Application sent after last-minute decision

By GABRIEL ZARATE

Squeaking in just before Jan. 18 deadline, Iqaluit has thrown its collective hat into the ring to be this year’s Kraft Hockeyville.

Mayor Elisapee Sheutiapik, a self-described hockey mom and devotee, was enthusiastic in her support for Iqaluit’s submission to the contest.

“More and more people are reaching out. Let’s get the process started and our city submitted,” she told her staff on Friday, January 15.

City staff were already prepared with an essay and photos to submit.

Program and events coordinator Victoria Hann read the essay aloud, nearly bringing tears to the eyes of hockey mom Geraldine Penney:

“The passion for Hockey in Iqaluit brings the small town love of the game into the homes of every player and connects people across our great nation. Our community’s positive pride in hockey and our unwavering passion for this great game is what makes Iqaluit Canada’s next Kraft Hockeyville!”

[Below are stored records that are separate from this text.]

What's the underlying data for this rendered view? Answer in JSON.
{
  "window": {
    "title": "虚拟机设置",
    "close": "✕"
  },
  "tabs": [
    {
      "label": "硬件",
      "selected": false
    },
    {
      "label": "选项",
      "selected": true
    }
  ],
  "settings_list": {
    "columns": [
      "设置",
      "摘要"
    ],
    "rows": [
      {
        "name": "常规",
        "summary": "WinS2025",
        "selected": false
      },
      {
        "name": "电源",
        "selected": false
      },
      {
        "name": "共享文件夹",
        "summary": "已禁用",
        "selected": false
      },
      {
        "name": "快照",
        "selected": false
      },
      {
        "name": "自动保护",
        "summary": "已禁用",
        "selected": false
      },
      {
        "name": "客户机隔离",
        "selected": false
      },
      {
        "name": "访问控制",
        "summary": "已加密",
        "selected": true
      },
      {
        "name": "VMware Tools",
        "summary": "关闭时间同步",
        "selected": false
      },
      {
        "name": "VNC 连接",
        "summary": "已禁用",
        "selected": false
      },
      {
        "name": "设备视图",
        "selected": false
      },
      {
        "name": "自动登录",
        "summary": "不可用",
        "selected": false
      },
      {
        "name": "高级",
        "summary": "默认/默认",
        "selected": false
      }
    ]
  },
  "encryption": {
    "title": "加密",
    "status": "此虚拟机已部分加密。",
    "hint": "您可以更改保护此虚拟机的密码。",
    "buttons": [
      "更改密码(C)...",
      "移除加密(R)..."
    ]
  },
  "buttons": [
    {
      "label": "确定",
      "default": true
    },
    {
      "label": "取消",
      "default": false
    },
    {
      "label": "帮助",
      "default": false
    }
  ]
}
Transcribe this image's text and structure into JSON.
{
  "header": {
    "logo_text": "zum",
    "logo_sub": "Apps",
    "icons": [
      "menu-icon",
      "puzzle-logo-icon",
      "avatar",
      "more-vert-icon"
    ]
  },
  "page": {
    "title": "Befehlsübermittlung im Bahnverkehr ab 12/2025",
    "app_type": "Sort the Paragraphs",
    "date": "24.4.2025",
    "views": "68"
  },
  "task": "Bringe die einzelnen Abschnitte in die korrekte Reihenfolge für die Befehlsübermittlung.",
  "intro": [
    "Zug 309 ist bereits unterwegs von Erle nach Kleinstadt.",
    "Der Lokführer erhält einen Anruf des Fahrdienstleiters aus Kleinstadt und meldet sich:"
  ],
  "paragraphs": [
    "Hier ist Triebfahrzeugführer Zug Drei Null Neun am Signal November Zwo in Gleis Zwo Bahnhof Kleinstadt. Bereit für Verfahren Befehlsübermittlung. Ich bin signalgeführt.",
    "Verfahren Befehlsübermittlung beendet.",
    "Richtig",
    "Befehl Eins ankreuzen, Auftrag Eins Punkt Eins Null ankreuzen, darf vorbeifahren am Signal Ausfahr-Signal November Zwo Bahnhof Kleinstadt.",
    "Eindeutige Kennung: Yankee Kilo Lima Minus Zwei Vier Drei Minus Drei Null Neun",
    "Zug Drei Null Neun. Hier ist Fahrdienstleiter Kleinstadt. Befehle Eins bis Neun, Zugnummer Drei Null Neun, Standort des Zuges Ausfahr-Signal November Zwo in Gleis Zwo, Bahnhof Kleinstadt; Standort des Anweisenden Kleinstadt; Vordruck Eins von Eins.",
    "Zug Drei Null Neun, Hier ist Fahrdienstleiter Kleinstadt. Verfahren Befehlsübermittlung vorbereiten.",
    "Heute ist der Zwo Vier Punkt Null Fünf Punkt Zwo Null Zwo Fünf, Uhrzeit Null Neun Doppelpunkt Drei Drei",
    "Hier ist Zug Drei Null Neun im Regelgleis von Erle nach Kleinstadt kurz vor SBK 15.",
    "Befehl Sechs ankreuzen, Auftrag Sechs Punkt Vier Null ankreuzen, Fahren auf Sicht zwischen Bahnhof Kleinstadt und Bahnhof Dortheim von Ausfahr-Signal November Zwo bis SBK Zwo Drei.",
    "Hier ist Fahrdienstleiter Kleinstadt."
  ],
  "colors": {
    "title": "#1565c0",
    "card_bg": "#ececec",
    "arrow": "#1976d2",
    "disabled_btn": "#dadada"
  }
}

Iqaluit is in for some tough competition. Hundreds of communities across Canada are taking part in the contest.

Some towns have submitted thousands of stories and pictures to the Kraft Hockeyville website.

As of Tuesday, Jan. 26 Iqaluit’s application included eight stories and 17 images.

Iqaluit isn’t the only Nunavut community to go in for Kraft Hockeyville 2010. Taloyoak, Sanikiluaq and Pond Inlet have also applied.

Taloyoak and Pond Inlet have submitted only a single story and photo each so far.

Despite the stiff competition, Sheutiapik was upbeat about Iqaluit’s chances.

She hoped people from other parts of Canada might vote in support of Iqaluit because of Iqaluit’s sportsmanship and energetic fan participation at the Bell Capital Cup in Ottawa.

“You know when our hockey team is playing,” she said with a laugh. “We’re the loudest!”

The rewards for willing the contest are considerable. The host arena gets $100,000 for upgrades, much needed for Iqaluit’s venerable Arnaitok Arena.

Despite the upcoming renovations to the Arctic Winter Games Arena, Arnaitok’s ice is still needed, especially when the AWG is occupied with a special event.

But just as important as the renovation cash is the other prize for Kraft Hockeyville. The winning community gets to host a pre-season game of NHL hockey.

“There’s people who will realistically never see a (NHL) game if it’s not here,” Mayor Sheutiapik said.

Sheutiapik called on Iqalummiut to submit their stories and photos to the Kraft Hockeyville website in support of Iqaluit.

The Top Twelve finalists will be decided before Feb. 11. Kraft Hockeyville’s audience voting for the winner is March 15-31.